A Propriedade Intelectual atua especificamente sobre a capacidade humana de criar através de seu intelecto.
Os direitos de Propriedade Intelectual estão fundamentados, em grande medida, na promoção do desenvolvimento econômico e tecnológico da sociedade. A lógica do sistema é simples: o Estado concede determinados direitos de exclusividade ao criador ou titular de uma criação intelectual, permitindo que ele explore economicamente essa criação e impeça usos não autorizados por terceiros.
Em contrapartida, muitas dessas criações são divulgadas à sociedade, permitindo a circulação de conhecimento e, em diversos casos, o avanço técnico, cultural e científico. É o que ocorre, por exemplo, com as patentes: o titular recebe um direito temporário de exclusividade, mas precisa revelar a invenção de forma suficientemente clara no documento de patente.

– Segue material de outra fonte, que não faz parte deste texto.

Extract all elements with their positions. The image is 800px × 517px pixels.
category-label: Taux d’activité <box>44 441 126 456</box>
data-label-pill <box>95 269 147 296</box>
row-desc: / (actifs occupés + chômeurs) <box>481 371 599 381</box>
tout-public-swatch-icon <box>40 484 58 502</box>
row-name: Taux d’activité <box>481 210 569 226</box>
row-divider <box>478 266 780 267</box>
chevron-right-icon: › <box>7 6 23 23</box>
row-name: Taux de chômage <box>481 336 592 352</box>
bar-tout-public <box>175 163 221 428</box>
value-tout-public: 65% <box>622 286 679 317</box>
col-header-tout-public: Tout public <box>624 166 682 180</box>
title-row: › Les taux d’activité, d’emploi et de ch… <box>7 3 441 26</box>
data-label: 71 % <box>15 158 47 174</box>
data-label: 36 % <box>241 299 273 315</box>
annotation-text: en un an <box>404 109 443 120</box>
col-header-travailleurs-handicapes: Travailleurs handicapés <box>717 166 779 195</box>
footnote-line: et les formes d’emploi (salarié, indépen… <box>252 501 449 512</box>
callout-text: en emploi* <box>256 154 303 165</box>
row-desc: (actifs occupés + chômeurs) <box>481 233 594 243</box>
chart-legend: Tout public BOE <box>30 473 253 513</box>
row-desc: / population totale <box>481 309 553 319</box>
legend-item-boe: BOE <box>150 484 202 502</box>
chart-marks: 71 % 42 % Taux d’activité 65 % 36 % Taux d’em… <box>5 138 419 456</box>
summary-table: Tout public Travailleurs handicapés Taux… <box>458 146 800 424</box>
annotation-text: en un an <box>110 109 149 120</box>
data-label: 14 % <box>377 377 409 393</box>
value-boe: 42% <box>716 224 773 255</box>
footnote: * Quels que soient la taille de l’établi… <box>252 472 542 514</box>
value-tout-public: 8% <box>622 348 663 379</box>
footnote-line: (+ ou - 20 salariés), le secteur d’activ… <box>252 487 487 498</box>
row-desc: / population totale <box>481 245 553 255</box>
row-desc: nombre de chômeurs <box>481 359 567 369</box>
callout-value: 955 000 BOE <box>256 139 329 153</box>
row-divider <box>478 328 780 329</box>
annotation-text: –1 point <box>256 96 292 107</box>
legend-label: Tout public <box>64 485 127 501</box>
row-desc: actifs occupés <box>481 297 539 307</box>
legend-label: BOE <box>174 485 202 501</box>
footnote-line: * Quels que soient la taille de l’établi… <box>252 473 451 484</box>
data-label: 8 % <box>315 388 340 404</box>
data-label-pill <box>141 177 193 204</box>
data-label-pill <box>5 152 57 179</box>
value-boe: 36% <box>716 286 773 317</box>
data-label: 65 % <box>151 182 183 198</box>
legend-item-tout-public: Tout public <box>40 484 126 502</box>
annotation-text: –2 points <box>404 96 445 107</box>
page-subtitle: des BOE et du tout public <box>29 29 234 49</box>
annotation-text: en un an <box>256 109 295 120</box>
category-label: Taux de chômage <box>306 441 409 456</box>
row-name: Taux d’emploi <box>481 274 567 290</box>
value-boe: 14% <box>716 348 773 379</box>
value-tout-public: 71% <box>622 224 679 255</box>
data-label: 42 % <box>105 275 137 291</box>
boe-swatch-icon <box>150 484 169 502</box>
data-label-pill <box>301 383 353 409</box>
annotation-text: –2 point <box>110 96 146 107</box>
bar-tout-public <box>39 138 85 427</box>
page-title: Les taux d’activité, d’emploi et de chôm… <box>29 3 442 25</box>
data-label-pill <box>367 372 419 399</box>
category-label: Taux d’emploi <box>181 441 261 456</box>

Esses direitos, contudo, não são absolutos. Em regra, a proteção conferida pela Propriedade Intelectual é limitada quanto ao seu prazo, ao seu território e ao seu objeto. Uma patente, por exemplo, só produz efeitos no país em que foi concedida. Já os direitos patrimoniais de autor, no Brasil, em regra, perduram por 70 anos contados de 1º de janeiro do ano subsequente ao falecimento do autor. Após esse prazo, a obra entra em domínio público e pode ser explorada livremente, respeitados os direitos morais do autor.
A Propriedade Intelectual pode ser dividida em três grandes grupos: direitos autorais, propriedade industrial e direitos sui generis.
1. Direitos Sui Generis – subdivididos em:
a) Manifestações Folclóricas
b) Conhecimentos Tradicionais
c) Circuito Integrado (Regulado pela lei 11484/2007)
d) Proteção de variedades de plantas (Lei 9456/1997, decreto 2366/1997)
2. Direitos de Autor e Conexos:
Estes direitos são obtidos por autores de obras literárias, científicas ou artísticas (sendo estas contempladas pelo Direito do Autor); interpretações artísticas e execuções, fonogramas e transmissões por rádio (direitos conexos) e programas de computador.
3. Propriedade Industrial:
São direitos relacionados à atividade industrial, em que a mesma é estimulada pela proteção dada à atividade criativa com aplicação industrial. Esta pode ser separada em cinco diferentes subáreas:
a) Desenho Industrial: se destina, basicamente a proteger aspectos apenas exteriores ou estéticos de determinado produto. A proteção está regulada pela lei 9279/1996.
b) Marcas: Esta área protege qualquer sinal visual que tenha por finalidade tornar certo produto exclusivo. A proteção está regulada pela lei 9279/1996.
c) Indicação Geográfica: Esta consiste em conceder um reconhecimento oficial da origem geográfica de certo serviço ou produto. A proteção está regulada pela lei 9279/1996.
d) Repressão à Concorrência Desleal: Abordam as condutas anti-competitivas de certos agentes econômicos. Essas condutas distorcem a livre concorrência. O assunto é regulado pela Lei 12529/2011 e 9279/1996)
e) Patentes: As patentes constituem um meio de proteção legal para as invenções. Aquele que detém uma patente tem o direito de exclusividade de exploração de sua invenção. Ao mesmo tempo, o documento de patente dá o direito, ao seu titular, de impedir que terceiros explorem a invenção por ele criada e protegida pela patente. É importante frisar que o documento confere proteção por tempo limitado e está restrito ao território do país onde a patente foi concedida. A extensão da proteção dos direitos relativos às patentes está regulada pela lei 9279/1996.
Pode-se afirmar que a Propriedade Intelectual está respaldada por dois princípios essenciais:
1) O autor ou criador de algum objeto contemplado pela propriedade intelectual poderá ter direitos sobre sua criação, direitos estes concedidos pelo Estado.
2) Tais direitos podem ser transferidos a terceiros.